Best Revises Outlook on Italy’s Cattolica; Affirms Ratings

January 26, 2011

A.M. Best Europe – Rating Services Limited has revised the outlook to stable from negative and affirmed the financial strength rating of ‘A’ (Excellent) and the issuer credit rating of “a” of Italy’s Societa Cattolica di Assicurazione – Societa Cooperativa.

The revised outlook reflects the “significant improvement of Cattolica Assicurazioni’s performance in the non-life business,” said Best, noting that the company has “achieved a sustainable level of technical profitability.”

Best also indicated that the turnaround had been accomplished “under persistent challenging conditions in the Italian non-life insurance market. In particular, Cattolica Assicurazioni has been able to report a better than the market average technical performance over the last two years after several years of underperformance. The ratings also reflect the company’s diversified insurance portfolio and its established position as a medium-sized insurer with primary focus on the wealthier north of Italy.”

As offsetting factors Best cited the “uncertainty on the future performance of Cattolica Assicurazioni’s life business and the risk of volatility of its prospective risk-adjusted capitalization, which highly depends on the company’s investment decisions and dividend policy.

“The improvement of Cattolica Assicurazioni’s technical profitability in the non-life insurance business ensues from the decrease of its loss ratio, now in the range of 70 percent-73 percent. It is mainly a result of the change in the product mix coupled with the significant improvements of the company’s claims frequency ratio, which benefits from the geographical distribution of Cattolica Assicurazioni’s business, largely concentrated in the better performing north of Italy.”

On the other hand, Best said it believes that Cattolica Assicurazioni “has margins to improve its expense ratio, which is expected to benefit from its actions aiming at optimizing and simplifying its operations and product distribution.

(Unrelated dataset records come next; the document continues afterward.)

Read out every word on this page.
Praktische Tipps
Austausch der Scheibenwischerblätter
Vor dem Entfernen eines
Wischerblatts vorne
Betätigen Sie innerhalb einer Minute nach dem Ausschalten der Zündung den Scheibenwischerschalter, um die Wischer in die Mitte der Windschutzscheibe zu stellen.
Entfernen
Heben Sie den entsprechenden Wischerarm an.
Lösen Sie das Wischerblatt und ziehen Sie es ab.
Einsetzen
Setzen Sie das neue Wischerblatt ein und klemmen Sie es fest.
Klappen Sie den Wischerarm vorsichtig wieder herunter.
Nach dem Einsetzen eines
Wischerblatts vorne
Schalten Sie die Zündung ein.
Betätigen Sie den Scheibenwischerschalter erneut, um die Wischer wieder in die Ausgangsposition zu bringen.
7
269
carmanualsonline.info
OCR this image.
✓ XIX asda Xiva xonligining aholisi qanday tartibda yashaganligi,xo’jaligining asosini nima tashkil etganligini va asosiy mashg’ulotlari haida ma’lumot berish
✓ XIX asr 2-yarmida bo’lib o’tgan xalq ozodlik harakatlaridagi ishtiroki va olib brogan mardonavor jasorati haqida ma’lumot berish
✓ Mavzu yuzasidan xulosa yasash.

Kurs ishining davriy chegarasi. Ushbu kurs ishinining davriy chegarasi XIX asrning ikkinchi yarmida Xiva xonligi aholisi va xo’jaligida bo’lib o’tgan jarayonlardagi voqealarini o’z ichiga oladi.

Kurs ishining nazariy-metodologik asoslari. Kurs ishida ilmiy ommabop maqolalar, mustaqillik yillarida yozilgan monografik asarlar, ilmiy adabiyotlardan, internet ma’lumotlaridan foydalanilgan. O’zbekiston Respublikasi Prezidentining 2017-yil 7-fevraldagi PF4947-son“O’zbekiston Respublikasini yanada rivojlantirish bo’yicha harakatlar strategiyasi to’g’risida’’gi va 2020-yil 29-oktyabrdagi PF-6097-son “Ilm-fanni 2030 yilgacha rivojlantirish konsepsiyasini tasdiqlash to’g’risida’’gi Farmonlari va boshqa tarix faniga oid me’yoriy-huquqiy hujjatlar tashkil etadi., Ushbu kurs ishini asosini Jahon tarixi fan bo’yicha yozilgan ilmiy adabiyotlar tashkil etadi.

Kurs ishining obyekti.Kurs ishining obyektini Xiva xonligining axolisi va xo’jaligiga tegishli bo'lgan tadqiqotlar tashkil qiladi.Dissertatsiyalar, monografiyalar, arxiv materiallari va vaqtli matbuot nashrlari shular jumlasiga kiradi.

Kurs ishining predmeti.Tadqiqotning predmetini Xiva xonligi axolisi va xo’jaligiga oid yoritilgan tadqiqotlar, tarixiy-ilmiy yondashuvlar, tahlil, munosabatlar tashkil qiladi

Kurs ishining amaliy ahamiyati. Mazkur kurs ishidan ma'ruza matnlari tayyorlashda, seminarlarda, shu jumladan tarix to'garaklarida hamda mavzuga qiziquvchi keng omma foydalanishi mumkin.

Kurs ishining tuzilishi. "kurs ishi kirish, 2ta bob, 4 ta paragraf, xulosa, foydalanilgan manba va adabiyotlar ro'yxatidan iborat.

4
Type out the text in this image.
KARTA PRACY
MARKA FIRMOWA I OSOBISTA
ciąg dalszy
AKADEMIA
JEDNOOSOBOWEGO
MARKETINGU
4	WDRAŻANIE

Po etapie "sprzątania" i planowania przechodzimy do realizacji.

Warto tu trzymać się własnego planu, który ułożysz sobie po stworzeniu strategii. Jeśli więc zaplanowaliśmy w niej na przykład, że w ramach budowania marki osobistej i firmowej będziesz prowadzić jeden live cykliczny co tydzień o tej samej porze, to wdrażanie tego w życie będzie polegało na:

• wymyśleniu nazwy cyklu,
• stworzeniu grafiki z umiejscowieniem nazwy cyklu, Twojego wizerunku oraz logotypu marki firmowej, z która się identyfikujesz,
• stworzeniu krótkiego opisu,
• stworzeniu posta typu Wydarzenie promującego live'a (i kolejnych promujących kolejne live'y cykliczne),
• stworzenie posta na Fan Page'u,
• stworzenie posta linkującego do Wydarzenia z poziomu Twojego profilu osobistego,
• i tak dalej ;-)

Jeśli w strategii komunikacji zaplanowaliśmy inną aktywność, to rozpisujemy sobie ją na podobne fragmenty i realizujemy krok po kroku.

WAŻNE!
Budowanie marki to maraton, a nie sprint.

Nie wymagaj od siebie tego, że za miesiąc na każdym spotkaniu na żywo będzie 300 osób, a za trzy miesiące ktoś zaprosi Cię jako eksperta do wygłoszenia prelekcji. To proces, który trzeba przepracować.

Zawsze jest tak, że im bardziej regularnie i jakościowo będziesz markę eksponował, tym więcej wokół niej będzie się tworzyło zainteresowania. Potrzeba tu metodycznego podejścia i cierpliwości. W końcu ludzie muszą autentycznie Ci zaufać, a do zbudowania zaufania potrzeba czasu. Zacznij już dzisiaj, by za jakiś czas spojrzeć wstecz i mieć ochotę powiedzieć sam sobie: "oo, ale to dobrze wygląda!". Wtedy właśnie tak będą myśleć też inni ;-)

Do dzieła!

“Regarding the life business, following the credit crunch and a different risk appetite of the customers, Cattolica Assicurazioni’s portfolio mix changed, as traditional products with minimum guarantees experienced a strong growth to the detriment of linked products. The profitability of Cattolica Assicurazioni’s life business, albeit positive, is negatively affected by the high guarantees (around 4 percent) of the policies within the “old” portfolio.”

Best added that in its opinion, future profitability of the life business is “likely to depend on the enhancement of the company’s asset liability management, especially with regard to interest rates and duration gap. A.M. Best expects Cattolica Assicurazioni to improve its control on the life business portfolio and, in this regard, considers as a positive step the company’s plan to publish the embedded value of its life business within the next two to three years.

“Cattolica Assicurazioni has a wide range of insurance products both in the life and non-life businesses. The major distribution channels are the proprietary agencies for the non-life and the bancassurance channel for the life business. In 2010, the latter was strengthened by the renewal of Cattolica Assicurazioni’s partnerships with UBI Banca and Banca Popolare di Vicenza, both extended until 2020, in addition to the joint venture with ICCREA Banking group launched for the distribution of both life and non-life products.”

Best also indicated that “Cattolica Assicurazioni’s risk-adjusted capitalization remains in line with the current ratings, although it declined in 2010 due to the impact of the bancassurance deals closed during the year. The impact of these agreements was partly offset by the subordinated loan of€80 million [$110 million] raised to partially finance them.”

Best said it “believes that the prospective level of Cattolica Assicurazioni’s risk-adjusted capitalization will be driven by the investment decisions (either in terms of pursuing acquisition opportunities or implementing a more aggressive investment strategy) and the dividend policy implemented by the company.”